Je me souviens juste d’avoir vécu un grand moment de machisme et de condescendance. C’est un exercice violent, le passage dans les médias. Les présentateurs ou les participants ne se rendent souvent pas compte du monde qui est le nôtre. Je me rappelle par exemple de Luc Ferry me disant que plus personne, aujourd’hui, ne vend ses organes : bah si, mec. Dans plein de pays — aux États-Unis, des jeunes femmes vendent leurs ovaires pour financer leurs études. Toutes ces personnes vivent de la corruption du monde politique ; ils n’ont pas intérêt à ce que ça change. Sans Sarkozy et consorts, ils n’auraient plus rien à écrire. Je ne vote pas car, comme dit Tostoï, « je considère toute forme de gouvernement comme une institution compliquée ». J’aimerais bien, au fond, ne pas avoir à m’y intéresser : que mes impôts paient des écoles, des hôpitaux, des infrastructures, de la solidarité, mais pas des armes et encore moins le coiffeur de François Hollande et la retraite d’Édith Cresson ! On me dit parfois que j’exagère quand je qualifie les milliardaires de « serial killers » : non ; ils tuent des gens. Ce sont des assassins — et pas qu’un peu.
Votre livre, sur eux, n’est pas vendu au format numérique. Un choix délibéré, n’est-ce pas ?
Oui. Assez difficile à obtenir, d’ailleurs : on m’a dit que c’était maintenant obligatoire, etc. Mais j’ai finalement pu éviter ça. Malheureusement, le livre papier est quand même vendu sur Amazon — on n’a pas le droit de refuser de vendre via Amazon… Pour essayer de convaincre le monsieur qui fait les contrats, je lui ai dit que c’était à mes yeux comme si, durant la Seconde Guerre mondiale, il m’avait obligé à aller travailler avec des nazis. Bon, c’était un peu fort. (rires)
Vous évoquez dans ce bouquin le bluff des « généreuses » fondations des milliardaires…
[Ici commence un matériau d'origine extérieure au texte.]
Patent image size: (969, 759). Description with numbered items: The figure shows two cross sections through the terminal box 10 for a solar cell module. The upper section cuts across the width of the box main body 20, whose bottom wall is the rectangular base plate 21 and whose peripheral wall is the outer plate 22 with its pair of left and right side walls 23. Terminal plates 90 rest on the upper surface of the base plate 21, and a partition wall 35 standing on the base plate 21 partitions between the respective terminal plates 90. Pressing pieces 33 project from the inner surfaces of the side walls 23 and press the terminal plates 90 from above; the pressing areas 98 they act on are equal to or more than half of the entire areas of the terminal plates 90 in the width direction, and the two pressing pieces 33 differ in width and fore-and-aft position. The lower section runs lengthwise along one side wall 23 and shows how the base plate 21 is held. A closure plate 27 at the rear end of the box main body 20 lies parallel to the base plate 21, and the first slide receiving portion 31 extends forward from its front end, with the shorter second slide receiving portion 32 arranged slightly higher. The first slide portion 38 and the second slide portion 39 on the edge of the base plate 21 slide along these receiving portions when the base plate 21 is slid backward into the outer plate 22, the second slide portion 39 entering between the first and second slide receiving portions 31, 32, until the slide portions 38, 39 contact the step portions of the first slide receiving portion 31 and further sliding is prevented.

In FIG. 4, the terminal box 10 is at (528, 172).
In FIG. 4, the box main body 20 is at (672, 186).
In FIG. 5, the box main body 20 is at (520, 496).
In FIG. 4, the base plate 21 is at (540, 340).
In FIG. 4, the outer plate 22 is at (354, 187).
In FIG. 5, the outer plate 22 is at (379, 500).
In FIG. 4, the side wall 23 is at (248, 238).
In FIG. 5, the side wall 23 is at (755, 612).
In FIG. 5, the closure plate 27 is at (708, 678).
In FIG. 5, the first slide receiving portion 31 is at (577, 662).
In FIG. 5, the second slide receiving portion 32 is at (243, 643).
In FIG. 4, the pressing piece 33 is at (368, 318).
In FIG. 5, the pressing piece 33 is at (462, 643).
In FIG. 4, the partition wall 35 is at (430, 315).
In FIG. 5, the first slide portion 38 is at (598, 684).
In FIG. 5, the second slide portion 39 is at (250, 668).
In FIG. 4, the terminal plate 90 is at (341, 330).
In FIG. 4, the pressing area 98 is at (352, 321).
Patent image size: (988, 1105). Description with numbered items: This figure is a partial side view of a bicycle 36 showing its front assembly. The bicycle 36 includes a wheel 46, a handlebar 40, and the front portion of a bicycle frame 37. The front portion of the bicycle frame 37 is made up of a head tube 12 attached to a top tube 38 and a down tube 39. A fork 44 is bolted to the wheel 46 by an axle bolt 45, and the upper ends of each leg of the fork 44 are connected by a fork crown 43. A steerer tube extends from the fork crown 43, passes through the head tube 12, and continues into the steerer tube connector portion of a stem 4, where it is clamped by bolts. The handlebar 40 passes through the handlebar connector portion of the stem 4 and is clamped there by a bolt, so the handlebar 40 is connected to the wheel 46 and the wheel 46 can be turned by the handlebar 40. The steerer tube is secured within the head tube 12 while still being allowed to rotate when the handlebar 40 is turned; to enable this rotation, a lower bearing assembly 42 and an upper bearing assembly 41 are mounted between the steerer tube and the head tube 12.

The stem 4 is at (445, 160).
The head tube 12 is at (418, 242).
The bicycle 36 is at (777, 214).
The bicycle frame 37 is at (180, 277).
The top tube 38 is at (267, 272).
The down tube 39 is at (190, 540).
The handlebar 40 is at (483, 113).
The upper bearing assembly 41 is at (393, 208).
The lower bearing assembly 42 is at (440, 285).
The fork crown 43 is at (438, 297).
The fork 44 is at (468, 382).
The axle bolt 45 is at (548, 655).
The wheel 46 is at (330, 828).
Bill Gates défiscalise son argent dans une fondation qui lui appartient : il spécule, investit avec cet argent, ramasse des intérêts et, derrière, fait des soi-disant « actions caritatives » en Afrique… qui lui permettent d’obtenir des marchés juteux et de contrôler son approvisionnement en coltan, dont il a besoin pour ses téléphones.
Le libertaire Hakim Bey parle d’un « rire guérisseur », qu’il oppose au « rire délétère », « cynique », « frivole » : un rire comme « art martial naturel de l’esprit ». Quel est le rire que vous aimez ?
« Ces gens n’ont pour fortune que des valorisations boursières : du vent. »
C’est un rire de compréhension et de connivence. Un rire d’intelligence. J’essaie d’alterner les moments drôles et durs, pour que l’attention du spectateur tienne une heure et demi sur des sujets difficiles. La grande majorité des gens ne connaissent rien de Marx, par exemple, en entrant dans la salle. C’est forcément un peu dense et ardu, les vingt premières minutes. Mais, à la fin, il y a un univers commun entre nous : c’est ce qui me plaît.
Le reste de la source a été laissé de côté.